I have been a thorn in the side of the National Association of Government Defined Contribution Administrators as well because I want them to support passing a law at the federal level that would override state law and let public plans start implementing this service. However, as noted in a recent article, "Auto enrollment not an option for most government DC plans," April 29, NAGDCA will not support this as they don't want to try to push federal law on states. While I understand that, I don't know why a state would be reluctant to help employees save more for retirement, thereby needing less state resources. I currently work with a professor at the University of Oregon who sits on my investment committee, and he and I are going to try to introduce new legislation in 2020 in Oregon to get the law changed.
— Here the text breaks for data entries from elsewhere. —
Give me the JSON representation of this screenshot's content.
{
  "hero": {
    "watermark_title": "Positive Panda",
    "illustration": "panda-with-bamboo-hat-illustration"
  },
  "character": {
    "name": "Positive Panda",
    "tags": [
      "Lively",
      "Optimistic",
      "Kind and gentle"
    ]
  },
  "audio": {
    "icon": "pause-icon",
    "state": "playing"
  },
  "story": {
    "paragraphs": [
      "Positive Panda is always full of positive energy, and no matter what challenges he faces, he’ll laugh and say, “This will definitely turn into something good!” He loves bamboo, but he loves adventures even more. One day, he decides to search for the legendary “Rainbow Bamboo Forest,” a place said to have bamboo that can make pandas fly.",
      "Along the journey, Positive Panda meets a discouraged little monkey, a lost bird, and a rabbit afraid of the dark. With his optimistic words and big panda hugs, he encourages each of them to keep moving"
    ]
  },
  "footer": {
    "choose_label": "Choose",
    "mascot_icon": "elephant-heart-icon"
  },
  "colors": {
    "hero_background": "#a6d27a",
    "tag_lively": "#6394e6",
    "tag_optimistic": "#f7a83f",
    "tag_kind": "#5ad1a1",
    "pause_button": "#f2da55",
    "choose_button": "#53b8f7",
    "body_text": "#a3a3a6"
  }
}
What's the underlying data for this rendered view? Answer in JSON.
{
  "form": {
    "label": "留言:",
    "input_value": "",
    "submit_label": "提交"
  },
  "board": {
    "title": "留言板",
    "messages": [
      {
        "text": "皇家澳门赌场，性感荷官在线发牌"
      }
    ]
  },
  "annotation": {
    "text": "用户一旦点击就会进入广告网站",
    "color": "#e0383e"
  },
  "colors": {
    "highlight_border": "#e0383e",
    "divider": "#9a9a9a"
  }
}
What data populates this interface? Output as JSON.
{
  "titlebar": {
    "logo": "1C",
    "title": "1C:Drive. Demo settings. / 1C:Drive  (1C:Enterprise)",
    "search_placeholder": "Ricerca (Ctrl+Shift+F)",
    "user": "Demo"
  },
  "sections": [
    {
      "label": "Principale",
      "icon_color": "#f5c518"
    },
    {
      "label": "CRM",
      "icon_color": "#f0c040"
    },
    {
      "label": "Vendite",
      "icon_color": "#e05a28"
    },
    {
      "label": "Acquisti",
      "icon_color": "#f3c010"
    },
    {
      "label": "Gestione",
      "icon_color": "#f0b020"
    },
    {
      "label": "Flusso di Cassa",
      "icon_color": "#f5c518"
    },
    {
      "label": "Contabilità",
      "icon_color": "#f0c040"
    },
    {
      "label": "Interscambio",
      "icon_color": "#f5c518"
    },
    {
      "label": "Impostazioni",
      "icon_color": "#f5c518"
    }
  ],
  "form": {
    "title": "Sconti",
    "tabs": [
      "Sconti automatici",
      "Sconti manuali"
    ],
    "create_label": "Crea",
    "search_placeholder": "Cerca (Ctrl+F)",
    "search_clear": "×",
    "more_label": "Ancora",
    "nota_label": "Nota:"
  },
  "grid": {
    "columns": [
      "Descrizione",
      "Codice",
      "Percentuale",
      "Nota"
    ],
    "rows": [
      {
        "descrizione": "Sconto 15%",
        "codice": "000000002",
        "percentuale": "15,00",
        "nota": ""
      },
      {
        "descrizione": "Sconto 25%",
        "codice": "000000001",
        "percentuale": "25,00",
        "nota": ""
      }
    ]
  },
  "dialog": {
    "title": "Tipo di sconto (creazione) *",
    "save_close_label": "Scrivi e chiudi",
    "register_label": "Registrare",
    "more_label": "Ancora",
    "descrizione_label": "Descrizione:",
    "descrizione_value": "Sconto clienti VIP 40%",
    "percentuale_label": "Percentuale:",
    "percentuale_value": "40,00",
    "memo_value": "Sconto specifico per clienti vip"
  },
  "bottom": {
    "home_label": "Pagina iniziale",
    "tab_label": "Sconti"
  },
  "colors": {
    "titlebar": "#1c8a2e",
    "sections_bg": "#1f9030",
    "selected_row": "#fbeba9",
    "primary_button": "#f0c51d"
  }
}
I think legislators just need to be educated and understand that it does not force participation on anyone; employers do not have to implement it even if it's available; and employees can opt out. With the changes to the pension plans here in Oregon and in other states, it is imperative that employees save more on their own for retirement. There is no downside to auto enrollment.
Tobias Read, Oregon's state treasurer, who in 2018 won a P&I/DCIIA Innovation Award for creation of OregonSaves a plan for small private-sector employers with no retirement plans, will hopefully be a proponent for us. We will be looking for a legislator to take it forward — so wish us luck. Again, thank you for this editorial and I hope it gets the attention it deserves.